Según datos de Frontex, la agencia responsable de las fronteras externas de la Unión Europea, de entre los más de 42.000 emigrantes que desembarcaron en Italia durante los cuatro primeros meses de 2014, 27.000 procedían de Libia.
En un informe que publicó en junio Human Rights Watch (HRW), se asegura que miles de inmigrantes permanecen retenidos en centros de detención libios donde son víctimas de torturas y violaciones constantes. [related_articles]
“Los detenidos nos han descrito cómo los guardias registran a mujeres desnudas y atacan a brutalmente a los hombres”, apunta en el informe Gerry Simpson, alto investigador de la organización humanitaria para los refugiados.
Sobre los trabajadores con contrato, como en el caso de los barrenderos, Hanan Salah, investigadora de HRW para Libia, aseguró a IPS que “la desaparición del sistema judicial en muchas regiones del país lleva a que condiciones laborales abusivas queden impunes ante la ley”.
Shokri Agmar, abogado tripolitano, habla de una “indefensión total”.
“El principal problema de los trabajadores extranjeros en Libia no es el mero desamparo legal sino el hecho de que carezcan de una milicia que les proteja”, explica a Agmar a IPS en su despacho en Gargaresh, al oeste de la capital.
Ese es, precisamente, uno de los barrios donde se congregan a diario un gran número de inmigrantes, en espera de ser recogidos para trabajar en labores de construcción.
Aghedo llegó desde Nigeria hace tres semanas. Para este joven de 25 años, Trípoli no es más que una escala entre una extenuante odisea a través del desierto del Sahara y una peligrosa travesía por mar hasta Italia.

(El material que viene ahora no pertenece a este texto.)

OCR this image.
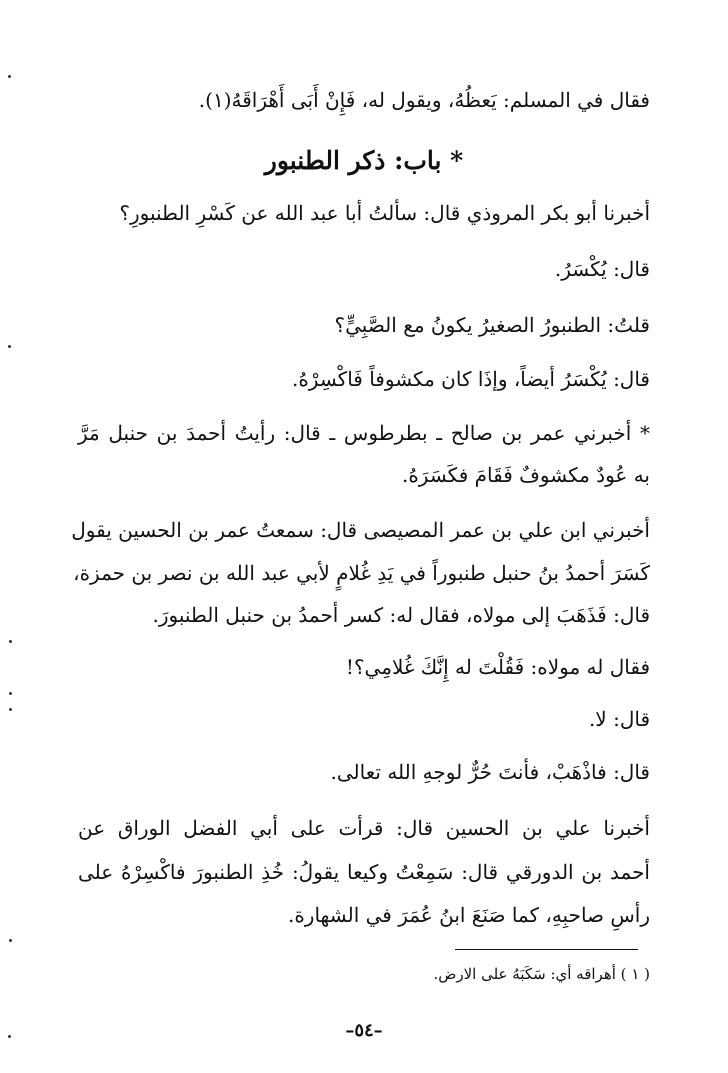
فقال في المسلم: يَعظُهُ، ويقول له، فَإِنْ أَبَى أَهْرَاقَهُ(١).
* باب: ذكر الطنبور
أخبرنا أبو بكر المروذي قال: سألتُ أبا عبد الله عن كَسْرِ الطنبورِ؟
قال: يُكْسَرُ.
قلتُ: الطنبورُ الصغيرُ يكونُ مع الصَّبِيٍّ؟
قال: يُكْسَرُ أيضاً، وإذَا كان مكشوفاً فَاكْسِرْهُ.
* أخبرني عمر بن صالح ـ بطرطوس ـ قال: رأيتُ أحمدَ بن حنبل مَرَّ
به عُودٌ مكشوفٌ فَقَامَ فكَسَرَهُ.
أخبرني ابن علي بن عمر المصيصى قال: سمعتُ عمر بن الحسين يقول
كَسَرَ أحمدُ بنُ حنبل طنبوراً في يَدِ غُلامٍ لأبي عبد الله بن نصر بن حمزة،
قال: فَذَهَبَ إلى مولاه، فقال له: كسر أحمدُ بن حنبل الطنبورَ.
فقال له مولاه: فَقُلْتَ له إِنَّكَ غُلامِي؟!
قال: لا.
قال: فاذْهَبْ، فأنتَ حُرٌّ لوجهِ الله تعالى.
أخبرنا علي بن الحسين قال: قرأت على أبي الفضل الوراق عن
أحمد بن الدورقي قال: سَمِعْتُ وكيعا يقولُ: خُذِ الطنبورَ فاكْسِرْهُ على
رأسِ صاحبِهِ، كما صَنَعَ ابنُ عُمَرَ في الشهارة.
( ١ ) أهراقه أي: سَكَبَهُ على الارض.
–٥٤–
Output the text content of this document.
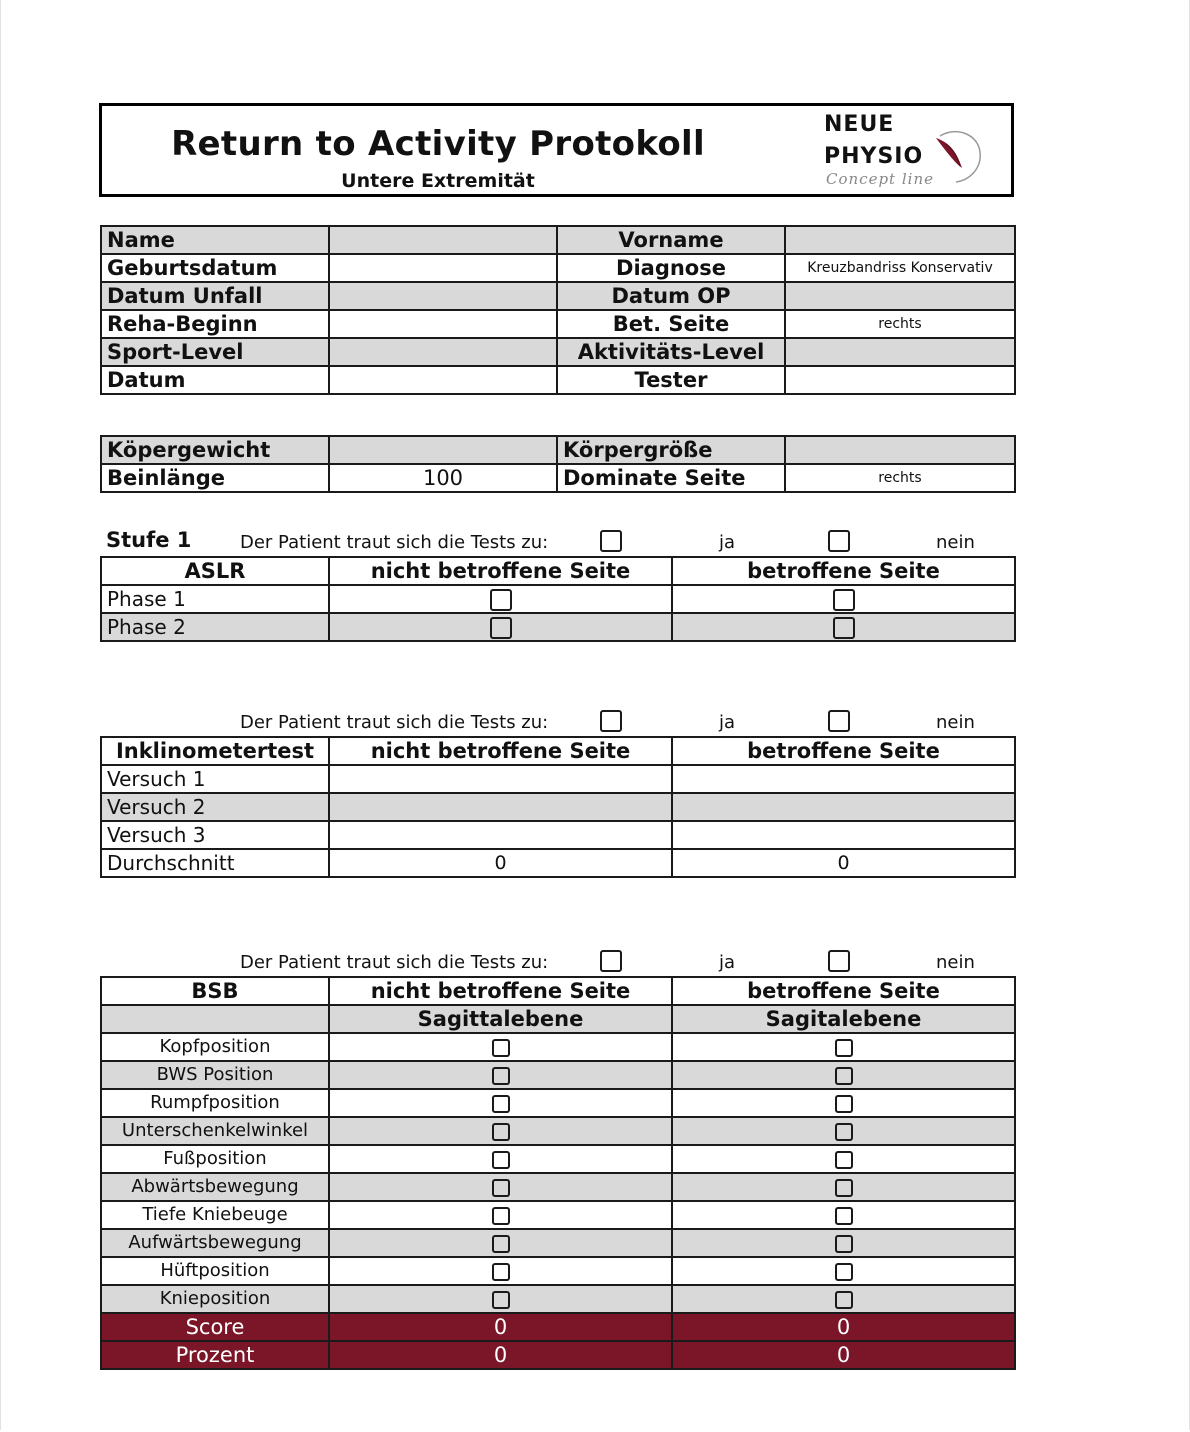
Return to Activity Protokoll
Untere Extremität
NEUE
PHYSIO
Concept line
Name		Vorname	
Geburtsdatum		Diagnose	Kreuzbandriss Konservativ
Datum Unfall		Datum OP	
Reha-Beginn		Bet. Seite	rechts
Sport-Level		Aktivitäts-Level	
Datum		Tester	
Köpergewicht		Körpergröße	
Beinlänge	100	Dominate Seite	rechts
Stufe 1	Der Patient traut sich die Tests zu:	ja	nein
ASLR	nicht betroffene Seite	betroffene Seite
Phase 1		
Phase 2		
Der Patient traut sich die Tests zu:	ja	nein
Inklinometertest	nicht betroffene Seite	betroffene Seite
Versuch 1		
Versuch 2		
Versuch 3		
Durchschnitt	0	0
Der Patient traut sich die Tests zu:	ja	nein
BSB	nicht betroffene Seite	betroffene Seite
	Sagittalebene	Sagitalebene
Kopfposition		
BWS Position		
Rumpfposition		
Unterschenkelwinkel		
Fußposition		
Abwärtsbewegung		
Tiefe Kniebeuge		
Aufwärtsbewegung		
Hüftposition		
Knieposition		
Score	0	0
Prozent	0	0
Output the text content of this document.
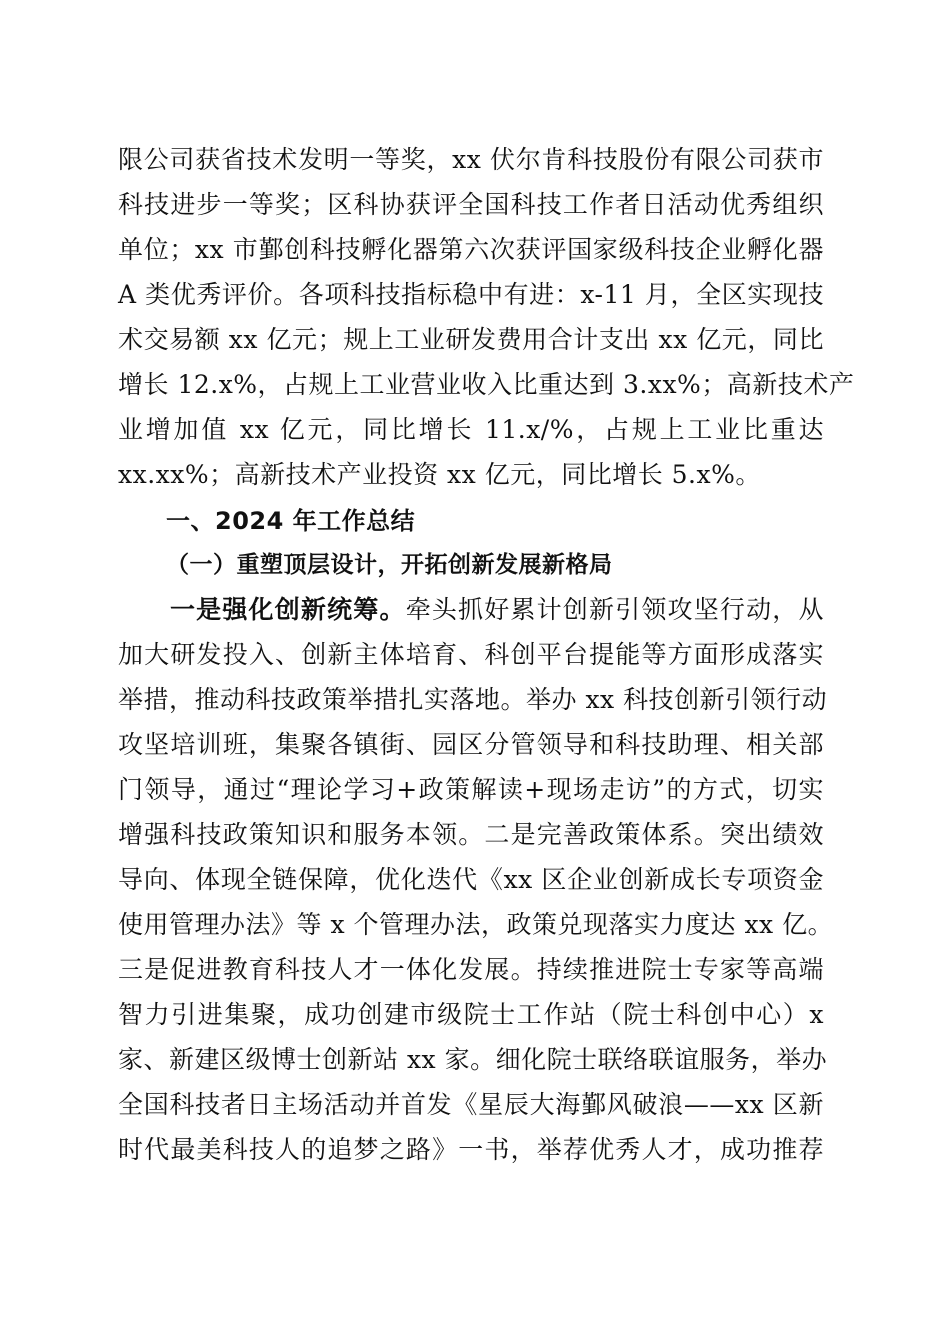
限公司获省技术发明一等奖，xx 伏尔肯科技股份有限公司获市
科技进步一等奖；区科协获评全国科技工作者日活动优秀组织
单位；xx 市鄞创科技孵化器第六次获评国家级科技企业孵化器
A 类优秀评价。各项科技指标稳中有进：x-11 月，全区实现技
术交易额 xx 亿元；规上工业研发费用合计支出 xx 亿元，同比
增长 12.x%，占规上工业营业收入比重达到 3.xx%；高新技术产
业增加值 xx 亿元，同比增长 11.x/%，占规上工业比重达
xx.xx%；高新技术产业投资 xx 亿元，同比增长 5.x%。
一、2024 年工作总结
（一）重塑顶层设计，开拓创新发展新格局
一是强化创新统筹。牵头抓好累计创新引领攻坚行动，从
加大研发投入、创新主体培育、科创平台提能等方面形成落实
举措，推动科技政策举措扎实落地。举办 xx 科技创新引领行动
攻坚培训班，集聚各镇街、园区分管领导和科技助理、相关部
门领导，通过“理论学习+政策解读+现场走访”的方式，切实
增强科技政策知识和服务本领。二是完善政策体系。突出绩效
导向、体现全链保障，优化迭代《xx 区企业创新成长专项资金
使用管理办法》等 x 个管理办法，政策兑现落实力度达 xx 亿。
三是促进教育科技人才一体化发展。持续推进院士专家等高端
智力引进集聚，成功创建市级院士工作站（院士科创中心）x
家、新建区级博士创新站 xx 家。细化院士联络联谊服务，举办
全国科技者日主场活动并首发《星辰大海鄞风破浪——xx 区新
时代最美科技人的追梦之路》一书，举荐优秀人才，成功推荐
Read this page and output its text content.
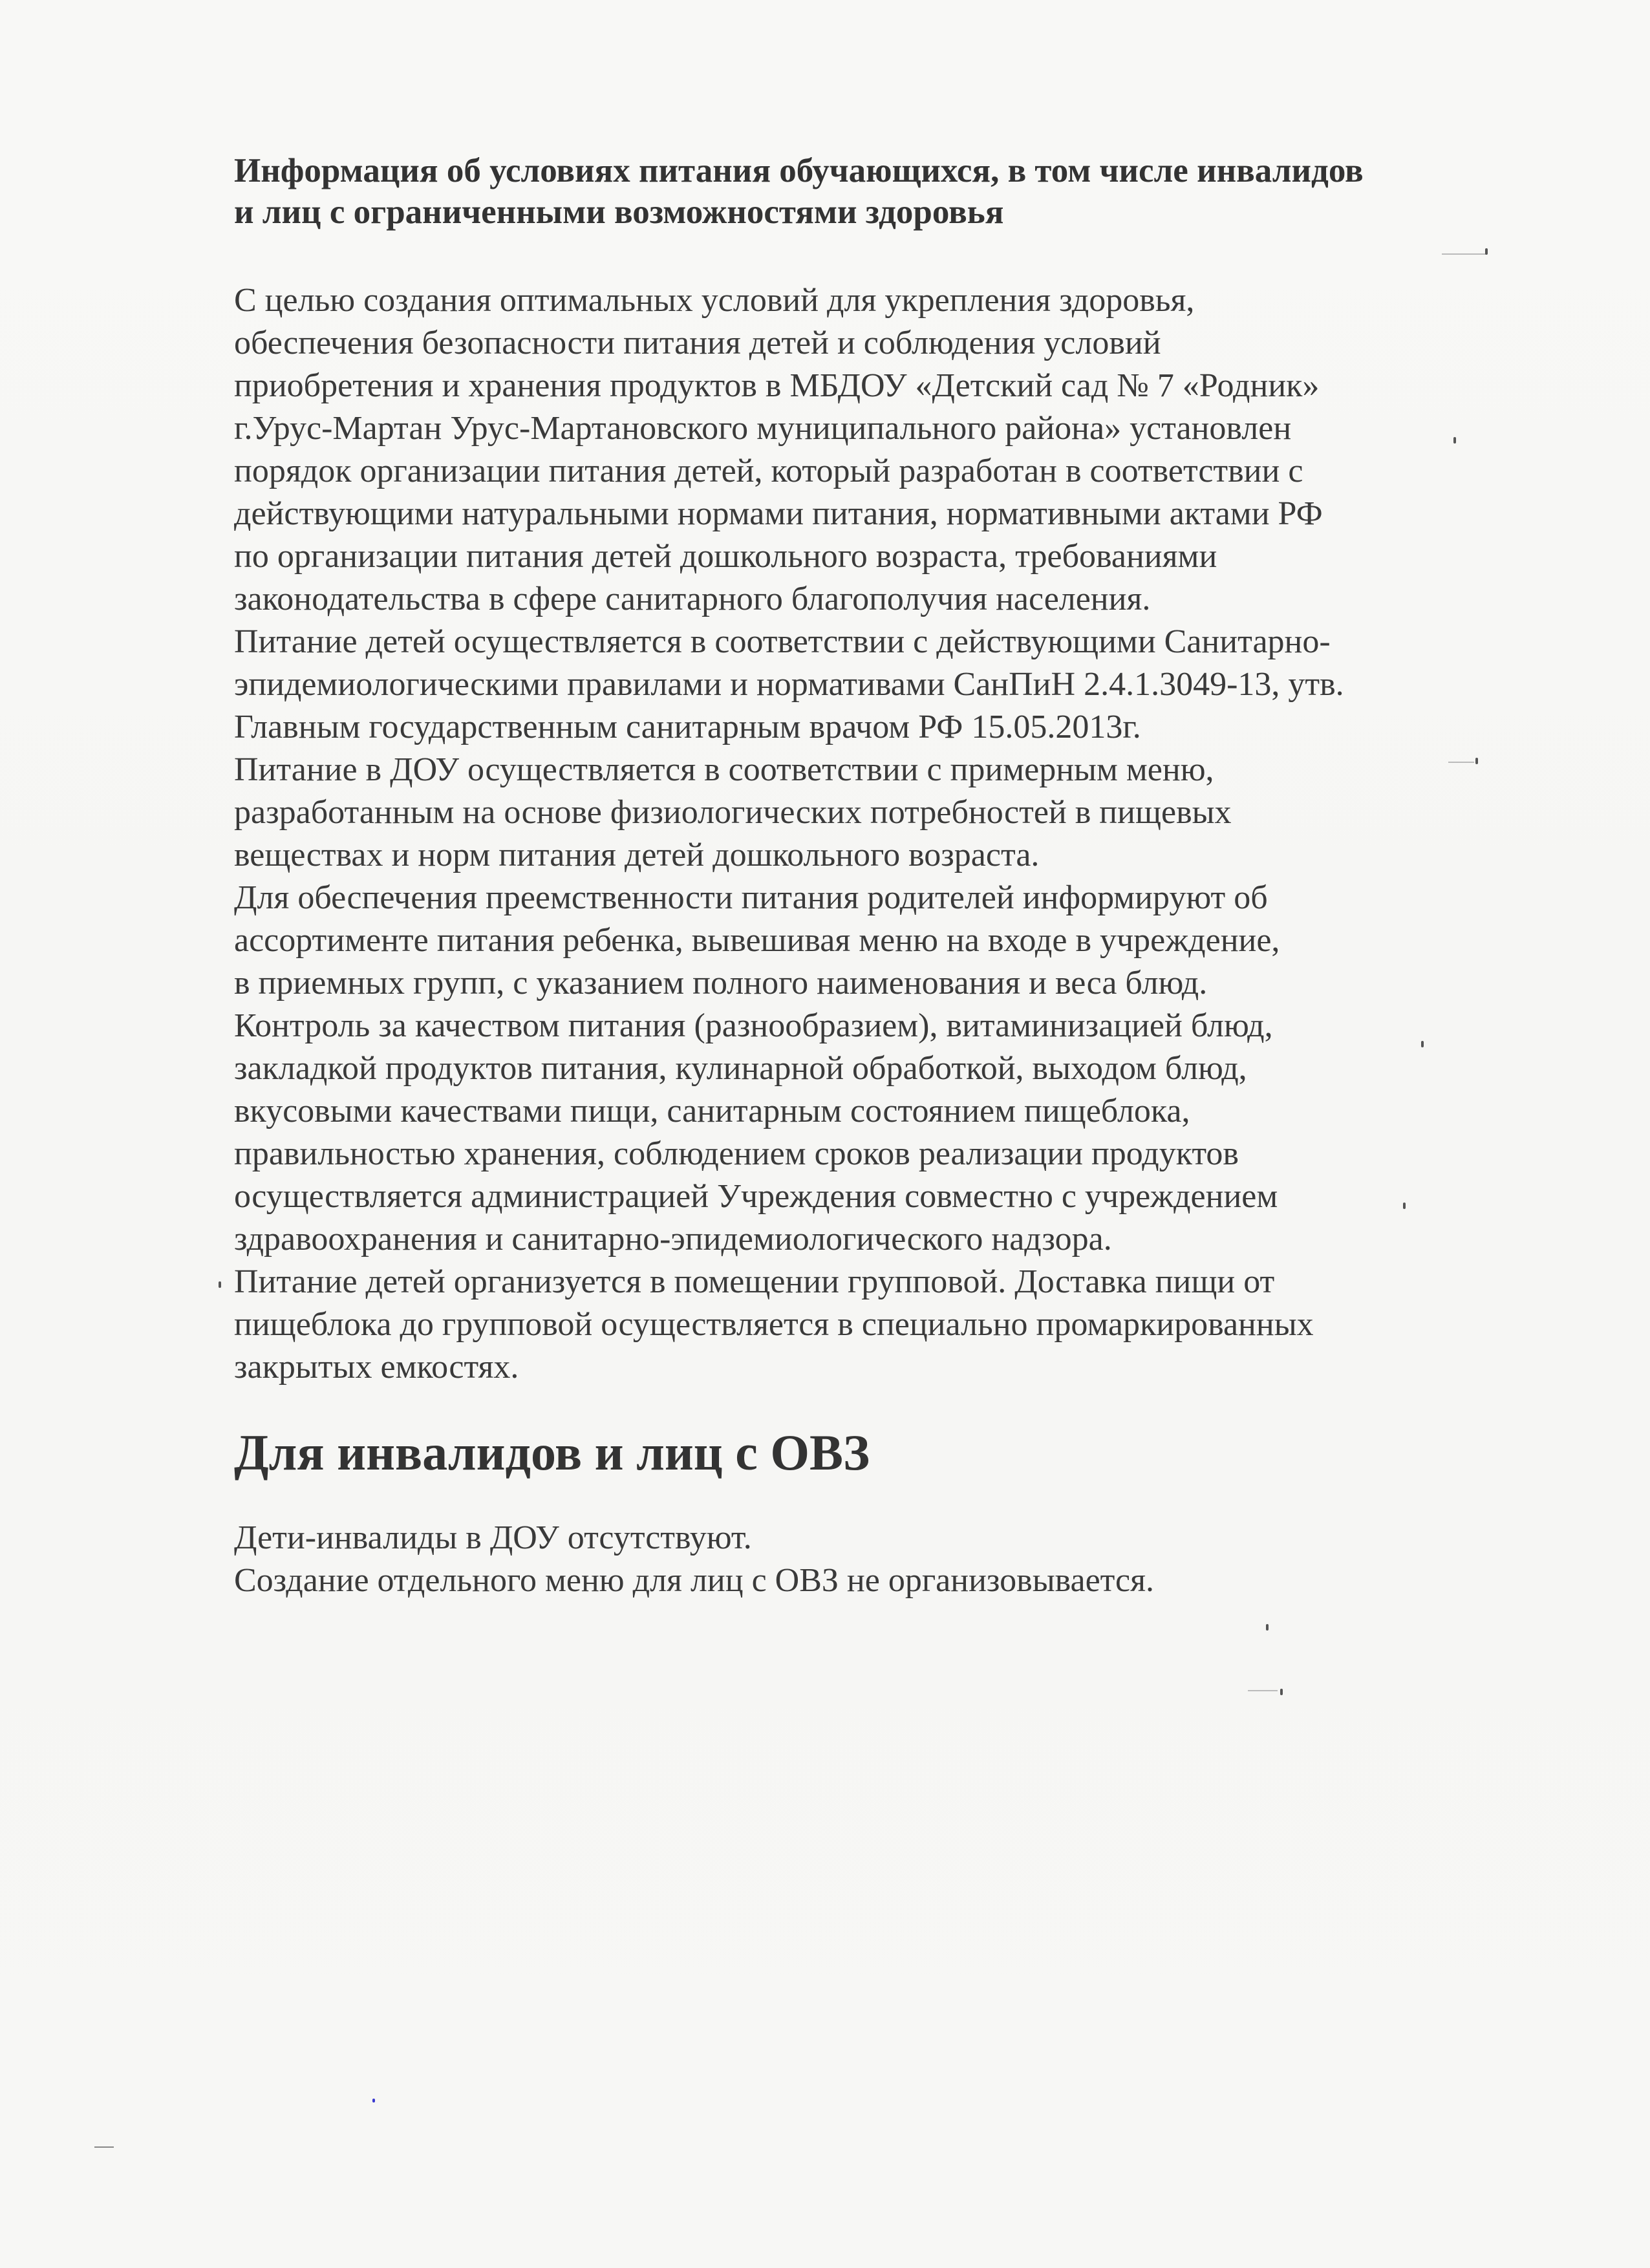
Информация об условиях питания обучающихся, в том числе инвалидов
и лиц с ограниченными возможностями здоровья
С целью создания оптимальных условий для укрепления здоровья,
обеспечения безопасности питания детей и соблюдения условий
приобретения и хранения продуктов в МБДОУ «Детский сад № 7 «Родник»
г.Урус-Мартан Урус-Мартановского муниципального района» установлен
порядок организации питания детей, который разработан в соответствии с
действующими натуральными нормами питания, нормативными актами РФ
по организации питания детей дошкольного возраста, требованиями
законодательства в сфере санитарного благополучия населения.
Питание детей осуществляется в соответствии с действующими Санитарно-
эпидемиологическими правилами и нормативами СанПиН 2.4.1.3049-13, утв.
Главным государственным санитарным врачом РФ 15.05.2013г.
Питание в ДОУ осуществляется в соответствии с примерным меню,
разработанным на основе физиологических потребностей в пищевых
веществах и норм питания детей дошкольного возраста.
Для обеспечения преемственности питания родителей информируют об
ассортименте питания ребенка, вывешивая меню на входе в учреждение,
в приемных групп, с указанием полного наименования и веса блюд.
Контроль за качеством питания (разнообразием), витаминизацией блюд,
закладкой продуктов питания, кулинарной обработкой, выходом блюд,
вкусовыми качествами пищи, санитарным состоянием пищеблока,
правильностью хранения, соблюдением сроков реализации продуктов
осуществляется администрацией Учреждения совместно с учреждением
здравоохранения и санитарно-эпидемиологического надзора.
Питание детей организуется в помещении групповой. Доставка пищи от
пищеблока до групповой осуществляется в специально промаркированных
закрытых емкостях.
Для инвалидов и лиц с ОВЗ
Дети-инвалиды в ДОУ отсутствуют.
Создание отдельного меню для лиц с ОВЗ не организовывается.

“Hay días en los que ni siquiera nos pagan, pero otros en los que puedo sacar hasta 100 dinares (50 euros)”, explica este migrante, que sostiene una pala con su mano derecha.
El joven jamás baja la guardia porque tiene que distinguir entre dos tipos de furgonetas: las que le ofrecen un trabajo quizás remunerado, y las de la milicia local, que le llevarán a uno de los temidos centros de detención.
“Sé que podría trabajar de barrendero pero muchos de ellos llevan meses sin cobrar y tardaría demasiado tiempo en reunir el dinero para un pasaje en una de las barcas”, que transportan migrantes en forma clandestina a Italia, añade Aghedo, sin perder nunca de vista la carretera.